Drabble: Tiny Little Fractures
His arms are starting to hurt, but they stay where they are, wrapped tightly around her small body as her frantic shudders are reduced to small, barely there tremors, the fingers curled into the fabric of his shirt releasing their grip. Her body is rigid, and if it weren’t for the way her tears are causing her whole body to shake, she wouldn’t be moving at all.
She’s been crying for hours. She hasn’t stopped crying since he ran up to her frozen body on the stage, his long, awkward arms carefully gathering her slowly unravelling body into his arms.
She broke down the second he engulfed her, and he’s been trying to put her back together ever since.
He wishes that he were better at this. He wishes that he knows what to do, what to say to make those tears stop, to stop her heart from breaking.
But he doesn’t. He’s not like her, he doesn’t know the words to say to fix this, he has never known them. He’s not like her, and the way she always knows the words that could heal his hurt. He doesn’t know what to say. He doesn’t know what to do.
And this is killing him.
He holds her closer, pulling her as close to him as possible, and as she finally sags against him, he leans down to whisper against her hair.
“It’s okay. It’s going to be okay Rachel.”
He feels her shaking her head against him, her fingers making their way back to his arms, her grip so tight that he feels her nails digging into his skin.
“It’s not,” she chokes out. “Nothing is okay. I- I failed-“
“I blew it. That was my one chance and I blew it, and I’m never getting another one again.”
He wants to tell her she’s wrong. She’s a star. From the moment he met her and for the rest of his life, she’s always going to be a star. Can’t she see that?
But he can’t put his thoughts into words, can’t articulate them into anything more than a sharp shake of his head and a convicted “You’re wrong”.
He pulls away from her, tugging against her jaw to gently force her to look up at him, and the look on her face feels like another sharp stab to his chest. Her bangs stick to the wet spots on her skin, her eyes puffy and barely open from the lashes that have clumped together. Quietly, he brings a hand up to her face, his giant, stubby fingers pushing her hair back, silently separating her lashes as the tears keep falling furiously down her cheeks.
“You’re a star Rachel,” he whispers, and as she starts to shake her head, her lips trembling, he leans down to kiss her forehead, moving his lips over her closed eyes, trailing the tears down her face as he holds her tighter.
“You are,” he whispers against her cheek. “No matter what happened today.”
She doesn’t say a word, and a sharp sting of desperation shoots up from the bottom of his toes, straight up his spine, knowing that she doesn’t believe a single word that he’s saying.
He can’t fix this.
There’s a glass of water on her vanity, placed there quietly by a worried Hiram almost two hours ago, before her father left them, shooting Finn a meaningful look while Rachel ignored him. He heard Leroy slamming the front door about a half hour later, and the quiet, furious whispers that did not lead to his footsteps outside her door, and he knows they’re hoping he could help her.
But he can’t, obviously. Because she’s still crying, and he’s just sitting here like a douchebag, holding her and not saying anything.
She lets out a small hiccup that leads to a string of longer ones, and he pulls away from her in alarm.
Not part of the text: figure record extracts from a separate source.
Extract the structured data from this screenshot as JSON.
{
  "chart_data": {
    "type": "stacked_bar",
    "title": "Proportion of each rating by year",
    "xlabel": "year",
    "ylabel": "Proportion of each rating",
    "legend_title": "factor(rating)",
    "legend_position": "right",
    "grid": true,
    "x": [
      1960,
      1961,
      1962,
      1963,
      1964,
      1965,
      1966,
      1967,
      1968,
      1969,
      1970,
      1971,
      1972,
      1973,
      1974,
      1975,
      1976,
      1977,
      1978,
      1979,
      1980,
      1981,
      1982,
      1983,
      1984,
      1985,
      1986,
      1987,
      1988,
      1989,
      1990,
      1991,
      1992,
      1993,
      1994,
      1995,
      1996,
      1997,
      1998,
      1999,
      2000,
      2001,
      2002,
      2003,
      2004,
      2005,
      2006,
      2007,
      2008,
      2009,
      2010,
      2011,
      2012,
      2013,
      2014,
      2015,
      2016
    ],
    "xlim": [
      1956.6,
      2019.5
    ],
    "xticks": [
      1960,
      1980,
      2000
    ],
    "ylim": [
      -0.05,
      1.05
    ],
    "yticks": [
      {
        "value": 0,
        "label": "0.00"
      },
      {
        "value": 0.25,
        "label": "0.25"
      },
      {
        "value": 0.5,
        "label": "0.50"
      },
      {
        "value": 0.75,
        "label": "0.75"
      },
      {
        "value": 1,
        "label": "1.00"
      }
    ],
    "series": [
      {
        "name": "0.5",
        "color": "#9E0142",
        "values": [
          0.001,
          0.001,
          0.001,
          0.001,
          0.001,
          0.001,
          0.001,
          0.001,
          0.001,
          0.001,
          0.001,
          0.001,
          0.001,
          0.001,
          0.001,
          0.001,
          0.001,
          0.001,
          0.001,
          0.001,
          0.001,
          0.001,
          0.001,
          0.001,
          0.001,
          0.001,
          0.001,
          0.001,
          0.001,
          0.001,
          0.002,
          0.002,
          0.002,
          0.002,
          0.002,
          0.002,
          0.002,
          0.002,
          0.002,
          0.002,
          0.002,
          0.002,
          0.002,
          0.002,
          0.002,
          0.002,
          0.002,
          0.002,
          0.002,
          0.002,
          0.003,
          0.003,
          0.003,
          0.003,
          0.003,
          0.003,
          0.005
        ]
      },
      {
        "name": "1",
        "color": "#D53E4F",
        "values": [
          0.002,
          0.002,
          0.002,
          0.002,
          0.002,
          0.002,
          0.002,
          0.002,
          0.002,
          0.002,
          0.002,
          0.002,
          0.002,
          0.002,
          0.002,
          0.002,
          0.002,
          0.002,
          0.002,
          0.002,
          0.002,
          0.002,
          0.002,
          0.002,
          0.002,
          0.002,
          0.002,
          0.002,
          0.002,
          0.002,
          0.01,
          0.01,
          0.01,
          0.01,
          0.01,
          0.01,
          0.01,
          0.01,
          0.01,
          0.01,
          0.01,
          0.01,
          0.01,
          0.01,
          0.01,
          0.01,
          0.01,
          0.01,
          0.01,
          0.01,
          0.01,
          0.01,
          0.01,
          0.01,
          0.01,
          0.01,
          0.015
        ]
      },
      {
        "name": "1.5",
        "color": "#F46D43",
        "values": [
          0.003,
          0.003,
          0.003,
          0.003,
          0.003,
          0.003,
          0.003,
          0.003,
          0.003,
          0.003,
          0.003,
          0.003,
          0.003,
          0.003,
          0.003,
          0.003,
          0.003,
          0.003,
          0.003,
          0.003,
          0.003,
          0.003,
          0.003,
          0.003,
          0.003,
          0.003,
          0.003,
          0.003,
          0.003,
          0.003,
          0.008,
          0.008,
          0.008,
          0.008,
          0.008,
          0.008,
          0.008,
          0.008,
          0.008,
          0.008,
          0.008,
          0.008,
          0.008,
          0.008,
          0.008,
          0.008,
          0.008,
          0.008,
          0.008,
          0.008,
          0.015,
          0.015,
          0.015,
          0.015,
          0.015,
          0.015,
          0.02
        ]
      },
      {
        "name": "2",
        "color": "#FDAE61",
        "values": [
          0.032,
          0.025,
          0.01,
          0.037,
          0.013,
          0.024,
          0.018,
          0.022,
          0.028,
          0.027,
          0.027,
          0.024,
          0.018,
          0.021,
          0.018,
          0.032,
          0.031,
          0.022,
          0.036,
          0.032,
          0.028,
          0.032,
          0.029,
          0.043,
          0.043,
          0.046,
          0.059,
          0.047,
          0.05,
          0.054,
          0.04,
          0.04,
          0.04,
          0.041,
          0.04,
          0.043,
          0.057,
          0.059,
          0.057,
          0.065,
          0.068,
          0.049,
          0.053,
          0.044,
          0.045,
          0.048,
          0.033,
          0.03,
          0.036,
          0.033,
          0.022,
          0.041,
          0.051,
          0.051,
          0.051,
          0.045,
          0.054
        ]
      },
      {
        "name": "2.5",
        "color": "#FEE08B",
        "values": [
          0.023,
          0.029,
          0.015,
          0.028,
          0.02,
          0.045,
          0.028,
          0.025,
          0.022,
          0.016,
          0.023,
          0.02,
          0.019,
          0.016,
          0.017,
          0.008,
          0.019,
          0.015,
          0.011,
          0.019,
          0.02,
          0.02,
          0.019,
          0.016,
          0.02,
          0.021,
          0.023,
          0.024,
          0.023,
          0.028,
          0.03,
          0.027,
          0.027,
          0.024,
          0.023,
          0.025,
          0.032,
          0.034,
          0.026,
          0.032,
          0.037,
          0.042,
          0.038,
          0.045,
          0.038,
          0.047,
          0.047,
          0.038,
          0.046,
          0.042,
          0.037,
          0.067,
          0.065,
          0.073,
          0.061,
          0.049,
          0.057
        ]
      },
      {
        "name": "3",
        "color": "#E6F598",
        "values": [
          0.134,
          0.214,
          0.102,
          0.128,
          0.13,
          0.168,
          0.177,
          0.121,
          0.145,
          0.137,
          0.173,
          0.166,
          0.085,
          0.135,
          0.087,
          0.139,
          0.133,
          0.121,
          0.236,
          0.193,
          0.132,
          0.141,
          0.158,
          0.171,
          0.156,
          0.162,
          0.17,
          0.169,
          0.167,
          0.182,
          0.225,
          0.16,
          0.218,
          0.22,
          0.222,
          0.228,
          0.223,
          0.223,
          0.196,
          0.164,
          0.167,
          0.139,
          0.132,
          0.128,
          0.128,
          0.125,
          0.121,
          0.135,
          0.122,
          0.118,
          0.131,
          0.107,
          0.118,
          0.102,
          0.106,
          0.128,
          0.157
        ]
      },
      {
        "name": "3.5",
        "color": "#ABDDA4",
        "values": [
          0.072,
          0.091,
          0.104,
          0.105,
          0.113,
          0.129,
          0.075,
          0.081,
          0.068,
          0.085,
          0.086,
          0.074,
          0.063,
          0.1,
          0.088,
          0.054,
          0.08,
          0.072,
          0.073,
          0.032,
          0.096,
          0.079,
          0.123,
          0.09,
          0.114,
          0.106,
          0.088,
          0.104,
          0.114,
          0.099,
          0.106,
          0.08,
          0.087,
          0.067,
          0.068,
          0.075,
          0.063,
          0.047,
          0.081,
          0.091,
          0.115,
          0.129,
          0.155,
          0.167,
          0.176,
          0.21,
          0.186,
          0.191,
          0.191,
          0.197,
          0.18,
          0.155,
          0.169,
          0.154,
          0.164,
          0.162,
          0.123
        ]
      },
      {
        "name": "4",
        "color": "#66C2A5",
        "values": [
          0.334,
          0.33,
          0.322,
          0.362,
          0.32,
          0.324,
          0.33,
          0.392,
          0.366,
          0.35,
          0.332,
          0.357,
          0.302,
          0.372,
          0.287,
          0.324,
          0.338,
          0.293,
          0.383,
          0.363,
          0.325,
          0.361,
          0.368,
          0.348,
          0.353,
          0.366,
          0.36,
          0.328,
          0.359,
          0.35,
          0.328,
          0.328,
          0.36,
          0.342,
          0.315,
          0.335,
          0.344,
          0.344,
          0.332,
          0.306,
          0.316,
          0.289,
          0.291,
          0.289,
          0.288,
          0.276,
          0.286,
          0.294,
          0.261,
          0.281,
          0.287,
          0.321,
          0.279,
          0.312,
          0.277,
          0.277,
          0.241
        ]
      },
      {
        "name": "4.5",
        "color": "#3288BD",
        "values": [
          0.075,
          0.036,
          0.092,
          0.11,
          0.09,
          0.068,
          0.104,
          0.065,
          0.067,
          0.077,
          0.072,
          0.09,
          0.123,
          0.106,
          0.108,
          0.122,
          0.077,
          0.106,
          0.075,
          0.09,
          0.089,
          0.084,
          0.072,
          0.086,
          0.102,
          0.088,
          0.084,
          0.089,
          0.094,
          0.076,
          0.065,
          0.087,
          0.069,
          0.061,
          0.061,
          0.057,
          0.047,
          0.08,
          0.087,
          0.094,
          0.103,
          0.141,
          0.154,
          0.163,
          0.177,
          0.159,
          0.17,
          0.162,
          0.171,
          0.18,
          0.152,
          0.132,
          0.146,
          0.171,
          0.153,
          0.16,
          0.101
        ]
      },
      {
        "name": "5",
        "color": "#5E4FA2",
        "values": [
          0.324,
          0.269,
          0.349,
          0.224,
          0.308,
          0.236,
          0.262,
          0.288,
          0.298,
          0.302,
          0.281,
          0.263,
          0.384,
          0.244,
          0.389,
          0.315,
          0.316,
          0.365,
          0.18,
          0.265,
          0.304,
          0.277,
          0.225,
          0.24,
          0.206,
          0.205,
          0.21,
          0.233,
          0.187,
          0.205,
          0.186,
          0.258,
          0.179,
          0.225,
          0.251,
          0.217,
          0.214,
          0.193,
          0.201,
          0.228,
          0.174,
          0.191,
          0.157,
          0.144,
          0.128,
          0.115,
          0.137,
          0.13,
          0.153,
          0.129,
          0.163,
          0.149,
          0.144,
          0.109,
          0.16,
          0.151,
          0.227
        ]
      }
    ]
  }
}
“I’m just getting you some water,” he tells her soothingly when she tightens her hold on him. It takes two long strides to reach the glass, and two long strides to reach her again, and when he slowly puts the glass up to her lips, she doesn’t resist, taking a small sip of water.
“We’re going to get you out of this dress, okay baby?” he says quietly. Every word that comes out of his mouth has been quiet for the past four hours, because he’s too afraid to speak in anything louder than a whisper. She’s still not saying anything, but she doesn’t fight it when he pulls against the zipper at her back. She’s moving on autopilot as she steps out of her dress, standing in front of him in her bra and lucky panties, the pink one with white ruffles on the edges, and there’s that stab again when he thinks about how all her superstitions have let her down.
It’s just not fair. It’s so fucking unfair, because nobody deserves this more than her, and she didn’t get it.
He pulls out the first pair of pants he sees, and she obediently puts them on. It’s getting late, and he promised Puck that he would be at the choir room an hour ago, but he can’t leave her like this.
She stands in the middle of her room in her pajamas, and she looks even smaller now than she ever did before, looking up at him with those large brown eyes still filled with tears.
Her lips start to tremble, and before he could reach her, she’s falling apart again, sagging against him once his arms are around her, crying uncontrollably.
“Ssh,” he whispers, pulling her up against him, half carrying, half dragging her back to the edge of the bed. He sits them down, wrapping his arms tightly around her as she breaks again.
He can’t fix her.
All he can do, is hold her while she cries.
And he’ll do that for however long he has to.